Zu Füssen des atemberaubenden Rheinfalls steht das Schlössli Wörth. Seit Jahrhunderten kehren Besucher des Naturschauspiels hier ein. In den kommenden Jahren soll der Rheinfall für Touristen aufgewertet und attraktiver gemacht werden. Mehr als attraktiv präsentiert sich heute schon die mehrfach ausgezeichnete Küche von Daniel und Angelika Ciapponi. Touristen und Feinschmecker stören sich nicht im Schlössli Wörth. Während letztere sich behaglich in einem schönen Ambiente zum Essen niederlassen und ein Fest der Sinne erleben, haben Besucher des Rheinfalls die Möglichkeit, im Selbstbedienungs-Snack-Restaurant ebenfalls von der guten Küche zu profitieren und sich günstiger zu verpflegen. Das Panorama wird auch hier als Zugabe gratis geliefert.

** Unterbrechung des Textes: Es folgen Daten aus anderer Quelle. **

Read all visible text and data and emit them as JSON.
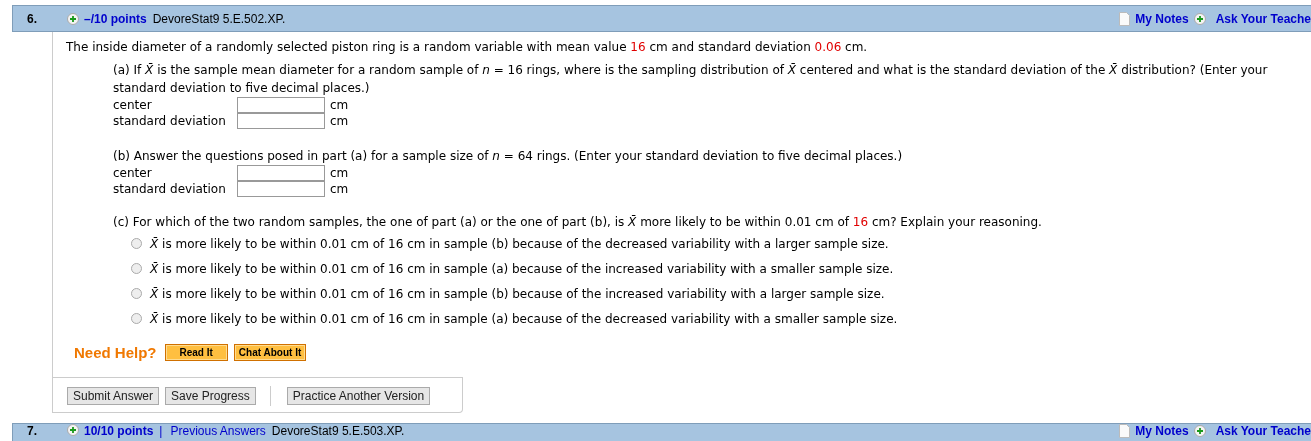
{
  "question": {
    "number": "6.",
    "points": "–/10 points",
    "source": "DevoreStat9 5.E.502.XP.",
    "my_notes": "My Notes",
    "ask_teacher": "Ask Your Teache"
  },
  "intro": [
    {
      "text": "The inside diameter of a randomly selected piston ring is a random variable with mean value ",
      "highlight": false
    },
    {
      "text": "16",
      "highlight": true
    },
    {
      "text": " cm and standard deviation ",
      "highlight": false
    },
    {
      "text": "0.06",
      "highlight": true
    },
    {
      "text": " cm.",
      "highlight": false
    }
  ],
  "parts": [
    {
      "prompt": [
        {
          "text": "(a) If *X̄* is the sample mean diameter for a random sample of *n* = 16 rings, where is the sampling distribution of *X̄* centered and what is the standard deviation of the *X̄* distribution? (Enter your standard deviation to five decimal places.)",
          "highlight": false
        }
      ],
      "fields": [
        {
          "label": "center",
          "unit": "cm"
        },
        {
          "label": "standard deviation",
          "unit": "cm"
        }
      ]
    },
    {
      "prompt": [
        {
          "text": "(b) Answer the questions posed in part (a) for a sample size of *n* = 64 rings. (Enter your standard deviation to five decimal places.)",
          "highlight": false
        }
      ],
      "fields": [
        {
          "label": "center",
          "unit": "cm"
        },
        {
          "label": "standard deviation",
          "unit": "cm"
        }
      ]
    },
    {
      "prompt": [
        {
          "text": "(c) For which of the two random samples, the one of part (a) or the one of part (b), is *X̄* more likely to be within 0.01 cm of ",
          "highlight": false
        },
        {
          "text": "16",
          "highlight": true
        },
        {
          "text": " cm? Explain your reasoning.",
          "highlight": false
        }
      ],
      "options": [
        {
          "text": "*X̄* is more likely to be within 0.01 cm of 16 cm in sample (b) because of the decreased variability with a larger sample size.",
          "selected": false
        },
        {
          "text": "*X̄* is more likely to be within 0.01 cm of 16 cm in sample (a) because of the increased variability with a smaller sample size.",
          "selected": false
        },
        {
          "text": "*X̄* is more likely to be within 0.01 cm of 16 cm in sample (b) because of the increased variability with a larger sample size.",
          "selected": false
        },
        {
          "text": "*X̄* is more likely to be within 0.01 cm of 16 cm in sample (a) because of the decreased variability with a smaller sample size.",
          "selected": false
        }
      ]
    }
  ],
  "help": {
    "label": "Need Help?",
    "buttons": [
      "Read It",
      "Chat About It"
    ]
  },
  "actions": [
    "Submit Answer",
    "Save Progress"
  ],
  "other_actions": [
    "Practice Another Version"
  ],
  "next_question": {
    "number": "7.",
    "points": "10/10 points",
    "separator": "|",
    "previous": "Previous Answers",
    "source": "DevoreStat9 5.E.503.XP.",
    "my_notes": "My Notes",
    "ask_teacher": "Ask Your Teache"
  }
}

Als Folge eines globalen Temperaturrückgangs dehnten sich vor rund 500 000 Jahren die Gletscher bis ins Mittelland aus und gestalteten die heutige Landschaft. Bis zu Beginn der Riss-Eiszeit vor 200 000 Jahren floss der Rhein von Schaffhausen in westlicher Richtung durch das Klettgau. Während der letzten Eiszeit wurde der Rhein in einem grossen Bogen gegen Süden abgedrängt und erreichte oberhalb des Falles sein heutiges Bett auf Kalkstein. Beim Übergang vom harten Kalk auf den leicht abtragbaren Schotter entstand vor 15 000 Jahren der Rheinfall. Die noch vorhandenen Felsen im Rheinfall sind Überreste der ursprünglich steil abfallenden Kalksteinflanke.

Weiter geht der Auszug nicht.